Biden Reopens Legal Immigration for Welfare-Dependents to the U.S.

The United States Citizenship and Immigration Services (USCIS) of President Joe Biden has formally reopened legal immigration to foreign persons who have a history of abusing American taxpayer-funded welfare programs.

The Trump administration approved the “public charge” rule in early 2020, making it less probable for foreign nationals to get green cards to permanently stay in the United States if they have previously utilized welfare programs such as food stamps, Medicaid, or taxpayer-funded housing programs.

Right after assuming office, Biden overturned the Trump administration's established public charge regulation, opening the way to welfare-dependent legal immigration to the United States, which would eventually be paid for by American taxpayers.

USCIS began enforcing Biden's public charge rule late last week, which states that foreign people with a history of assistance reliance would not be barred from applying for green cards to permanently resettle in the United States.
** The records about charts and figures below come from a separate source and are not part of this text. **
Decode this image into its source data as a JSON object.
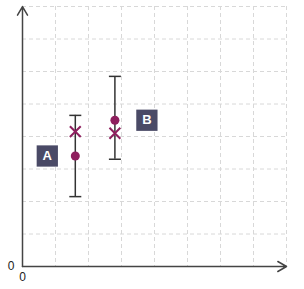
{
  "chart_data": {
    "type": "scatter",
    "x": [
      1.6,
      2.8
    ],
    "values": [
      3.4,
      4.5
    ],
    "error_low": [
      2.15,
      3.3
    ],
    "error_high": [
      4.65,
      5.85
    ],
    "x_marks": [
      4.15,
      4.1
    ],
    "point_labels": [
      "A",
      "B"
    ],
    "color": "#8e1f5e",
    "marker": "circle",
    "xlim": [
      0,
      8
    ],
    "ylim": [
      0,
      8
    ],
    "xticks": [
      0
    ],
    "yticks": [
      0
    ],
    "grid": true
  }
}
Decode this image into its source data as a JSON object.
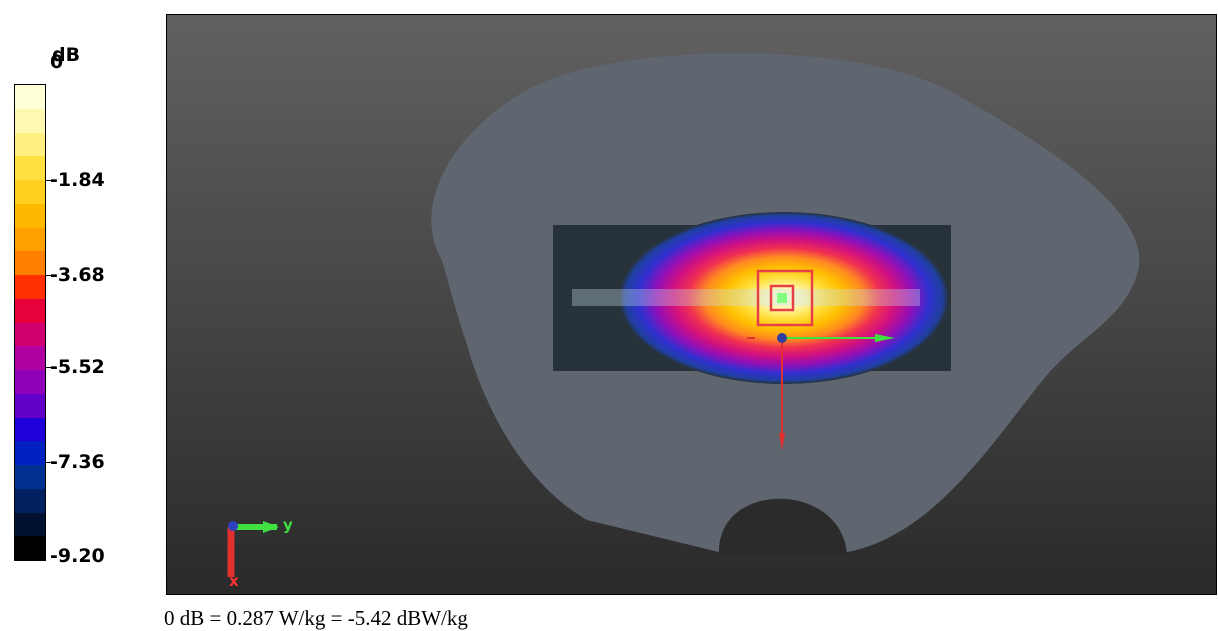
{
  "legend": {
    "unit": "dB",
    "ticks": [
      "0",
      "-1.84",
      "-3.68",
      "-5.52",
      "-7.36",
      "-9.20"
    ],
    "colors": [
      "#ffffd8",
      "#fff8b0",
      "#fff080",
      "#ffe040",
      "#ffd020",
      "#ffb800",
      "#ffa000",
      "#ff8000",
      "#ff3000",
      "#e8003a",
      "#d00070",
      "#b000a0",
      "#9000b8",
      "#6000c8",
      "#2000d8",
      "#0020c0",
      "#003090",
      "#002060",
      "#001030",
      "#000000"
    ]
  },
  "footer": {
    "text": "0 dB = 0.287 W/kg = -5.42 dBW/kg"
  },
  "axes": {
    "y_label": "y",
    "x_label": "x"
  },
  "colors": {
    "phantom": "#5f6670",
    "scan_area": "#27323a",
    "marker": "#e84048",
    "axis_x": "#e03030",
    "axis_y": "#40e040"
  }
}
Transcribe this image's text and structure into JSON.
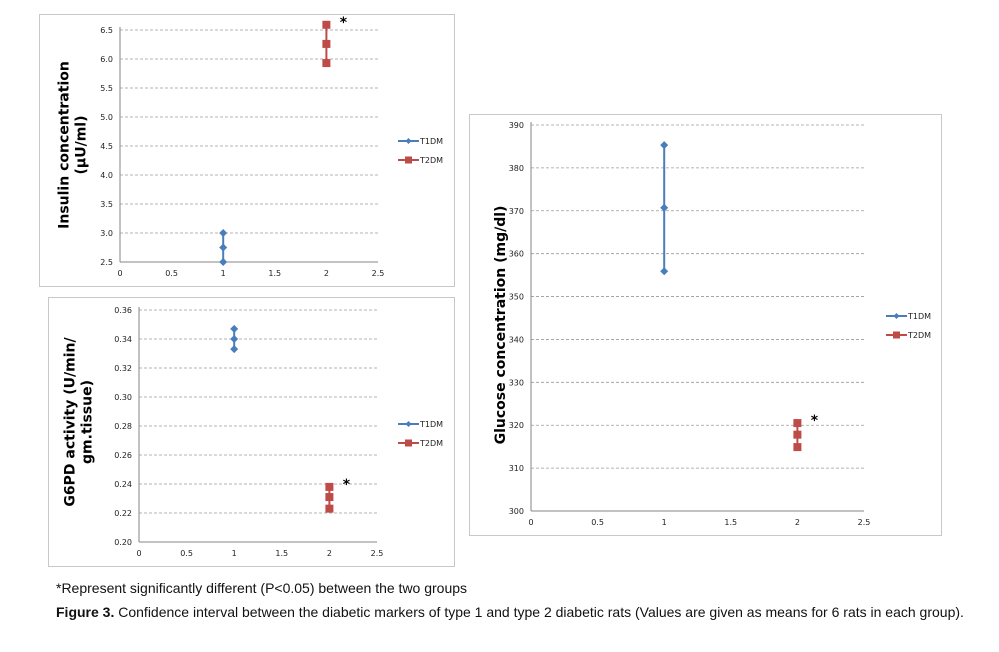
{
  "chart_data": [
    {
      "type": "line",
      "id": "insulin",
      "title": "",
      "xlabel": "",
      "ylabel": "Insulin concentration (µU/ml)",
      "ylabel_lines": [
        "Insulin concentration",
        "(µU/ml)"
      ],
      "xlim": [
        0,
        2.5
      ],
      "ylim": [
        2.5,
        6.5
      ],
      "xticks": [
        "0",
        "0.5",
        "1",
        "1.5",
        "2",
        "2.5"
      ],
      "xtick_values": [
        0,
        0.5,
        1,
        1.5,
        2,
        2.5
      ],
      "yticks": [
        "2.5",
        "3.0",
        "3.5",
        "4.0",
        "4.5",
        "5.0",
        "5.5",
        "6.0",
        "6.5"
      ],
      "ytick_values": [
        2.5,
        3.0,
        3.5,
        4.0,
        4.5,
        5.0,
        5.5,
        6.0,
        6.5
      ],
      "grid": true,
      "legend_position": "right",
      "annotation": {
        "text": "*",
        "near_series": "T2DM"
      },
      "series": [
        {
          "name": "T1DM",
          "color": "#4a7ebb",
          "marker": "diamond",
          "x": [
            1,
            1,
            1
          ],
          "y": [
            3.0,
            2.75,
            2.5
          ]
        },
        {
          "name": "T2DM",
          "color": "#be4b48",
          "marker": "square",
          "x": [
            2,
            2,
            2
          ],
          "y": [
            6.59,
            6.26,
            5.93
          ]
        }
      ]
    },
    {
      "type": "line",
      "id": "g6pd",
      "title": "",
      "xlabel": "",
      "ylabel": "G6PD activity (U/min/ gm.tissue)",
      "ylabel_lines": [
        "G6PD activity (U/min/",
        "gm.tissue)"
      ],
      "xlim": [
        0,
        2.5
      ],
      "ylim": [
        0.2,
        0.36
      ],
      "xticks": [
        "0",
        "0.5",
        "1",
        "1.5",
        "2",
        "2.5"
      ],
      "xtick_values": [
        0,
        0.5,
        1,
        1.5,
        2,
        2.5
      ],
      "yticks": [
        "0.20",
        "0.22",
        "0.24",
        "0.26",
        "0.28",
        "0.30",
        "0.32",
        "0.34",
        "0.36"
      ],
      "ytick_values": [
        0.2,
        0.22,
        0.24,
        0.26,
        0.28,
        0.3,
        0.32,
        0.34,
        0.36
      ],
      "grid": true,
      "legend_position": "right",
      "annotation": {
        "text": "*",
        "near_series": "T2DM"
      },
      "series": [
        {
          "name": "T1DM",
          "color": "#4a7ebb",
          "marker": "diamond",
          "x": [
            1,
            1,
            1
          ],
          "y": [
            0.347,
            0.34,
            0.333
          ]
        },
        {
          "name": "T2DM",
          "color": "#be4b48",
          "marker": "square",
          "x": [
            2,
            2,
            2
          ],
          "y": [
            0.238,
            0.231,
            0.223
          ]
        }
      ]
    },
    {
      "type": "line",
      "id": "glucose",
      "title": "",
      "xlabel": "",
      "ylabel": "Glucose concentration (mg/dl)",
      "ylabel_lines": [
        "Glucose concentration (mg/dl)"
      ],
      "xlim": [
        0,
        2.5
      ],
      "ylim": [
        300,
        390
      ],
      "xticks": [
        "0",
        "0.5",
        "1",
        "1.5",
        "2",
        "2.5"
      ],
      "xtick_values": [
        0,
        0.5,
        1,
        1.5,
        2,
        2.5
      ],
      "yticks": [
        "300",
        "310",
        "320",
        "330",
        "340",
        "350",
        "360",
        "370",
        "380",
        "390"
      ],
      "ytick_values": [
        300,
        310,
        320,
        330,
        340,
        350,
        360,
        370,
        380,
        390
      ],
      "grid": true,
      "legend_position": "right",
      "annotation": {
        "text": "*",
        "near_series": "T2DM"
      },
      "series": [
        {
          "name": "T1DM",
          "color": "#4a7ebb",
          "marker": "diamond",
          "x": [
            1,
            1,
            1
          ],
          "y": [
            385.3,
            370.7,
            355.9
          ]
        },
        {
          "name": "T2DM",
          "color": "#be4b48",
          "marker": "square",
          "x": [
            2,
            2,
            2
          ],
          "y": [
            320.5,
            317.8,
            314.9
          ]
        }
      ]
    }
  ],
  "footnote": "*Represent significantly different (P<0.05) between the two groups",
  "caption": {
    "label": "Figure 3.",
    "text": " Confidence interval between the diabetic markers of type 1 and type 2 diabetic rats (Values are given as means for 6 rats in each group)."
  }
}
“[Department of Homeland Security] will not consider receipt of noncash benefits (for example, Supplemental Nutrition Assistance Program, public housing, school lunch programs, etc.) other than long-term institutionalization at government expense,” the agency said.

When Trump issued the Public Charge regulation for the first time in 2019, surveys revealed that the program was massively popular among Americans. Approximately 6 in 10 Americans favored stopping welfare-dependent legal immigration, including 56% of Hispanics and 71% of black Americans.

The National Academies of Science reported in 2017 that state and local taxpayers are invoiced around $1,600 per immigrant per year to pay for their assistance, and that immigrant households use 33 percent more cash aid than American citizen households.

According to a similar study by the Center for Immigration Studies, approximately 63 percent of noncitizen households get at least one type of public assistance, whereas only around 35 percent of native-born American households receive welfare. Noncitizen families receive roughly twice as much welfare as native-born American households.